The sort of free will that Wegner supports is the free will that dictates that an “agent” has the ability to affect, or cause, an event. The ability to mentally conceive an action, perform the action, and subsequently feel or accept a sense of moral responsibility for said action is, according to Wegner, related to the consistency, priority, and exclusivity of the thought about the action prior to the actual performance of the action. But by proposing the simple idea that we have some sort of internal regulatory control; be it guilt, conscience, or “moral responsibility” could only insinuate that we have the freedom to choose to control or not control ourselves. With self regulation in place we then have the ability to choose our actions based on the control schema. By utilizing an example involving random and “uncontrolled” body movement, Wegner attempts to call into question the true “illusory” nature of our control. But as our conscious mental states are dependent upon our neural network, according to identity theorists such as Peter Carruthers, we can only assume that our limited understanding of what is truly going on inside of the brain is attributed to a misinterpretation of the movement. We can call some of them disease and others syndromes, but it could have the possibility of the mental exertion of free will.

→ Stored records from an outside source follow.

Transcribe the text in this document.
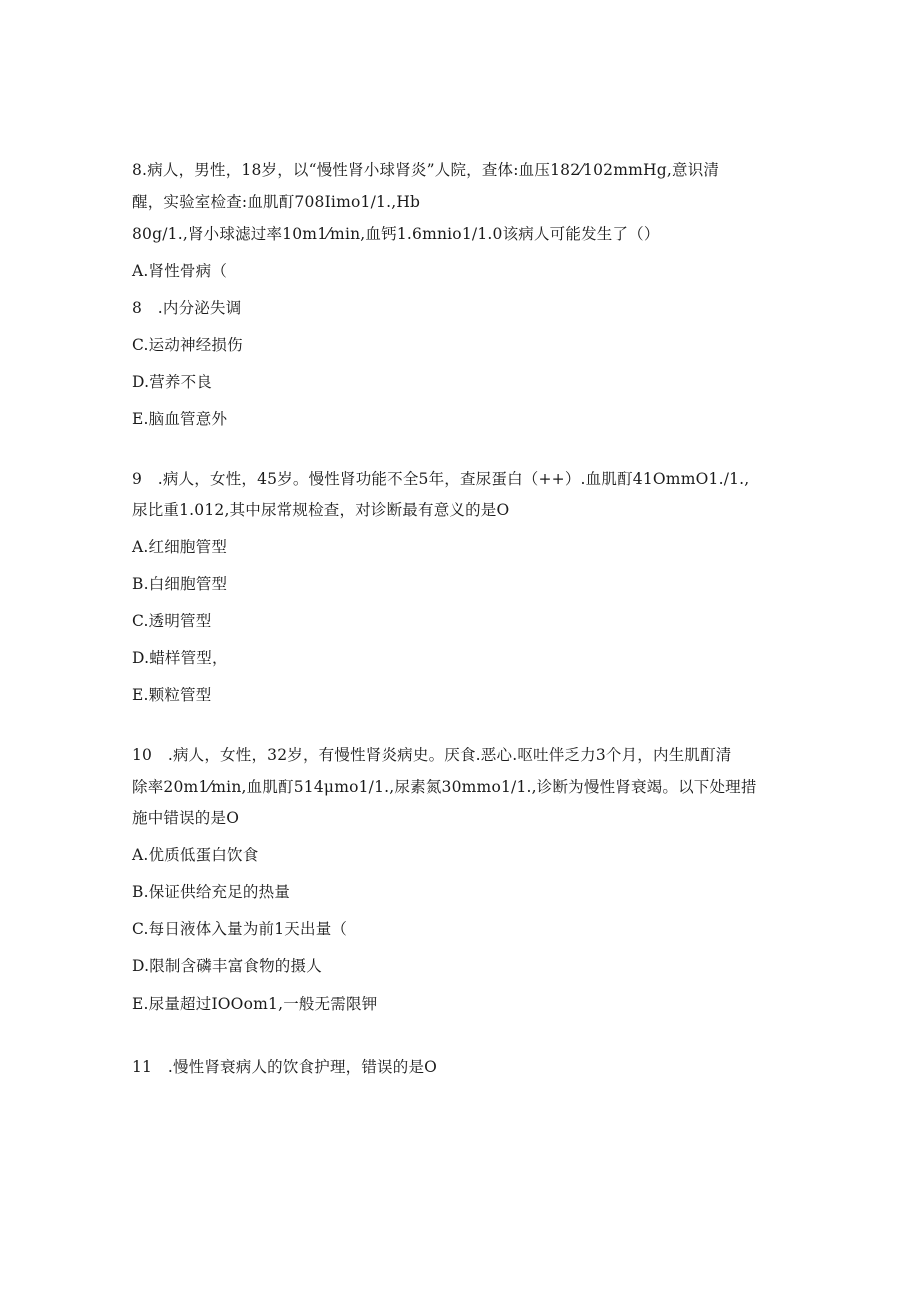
8.病人，男性，18岁，以“慢性肾小球肾炎”人院，查体:血压182⁄102mmHg,意识清
醒，实验室检查:血肌酊708Iimo1/1.,Hb
80g/1.,肾小球滤过率10m1⁄min,血钙1.6mnio1/1.0该病人可能发生了（）
A.肾性骨病（
8　.内分泌失调
C.运动神经损伤
D.营养不良
E.脑血管意外
9　.病人，女性，45岁。慢性肾功能不全5年，查尿蛋白（++）.血肌酊41OmmO1./1.,
尿比重1.012,其中尿常规检查，对诊断最有意义的是O
A.红细胞管型
B.白细胞管型
C.透明管型
D.蜡样管型，
E.颗粒管型
10　.病人，女性，32岁，有慢性肾炎病史。厌食.恶心.呕吐伴乏力3个月，内生肌酊清
除率20m1⁄min,血肌酊514μmo1/1.,尿素氮30mmo1/1.,诊断为慢性肾衰竭。以下处理措
施中错误的是O
A.优质低蛋白饮食
B.保证供给充足的热量
C.每日液体入量为前1天出量（
D.限制含磷丰富食物的摄人
E.尿量超过IOOom1,一般无需限钾
11　.慢性肾衰病人的饮食护理，错误的是O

Some people who are limited in the control over themselves, and their minds, exhibit true free will be allowing themselves to have no control over their mind, or the actions that it induces the body to perform, it simply does the actions without a pre-cognition of the action itself. Finally by considering the idea of free will, and the lack of understanding of the natural processes as magical, we can only assume that his idea of personal identity is supported by the

ego theory, derived from Hume. Our experiences are simply a unity of conscious understandings and relations of our experiences. That there is a thinking self, and those who have no control over that, in my opinion are simply either defective, or are limited in their understandings of themselves and can therefore not control themselves. There is no “illusion” to the mind-body experience, no magic, we simply are and those who choose to limit themselves by believing in externally controlling forces are the travesties of man.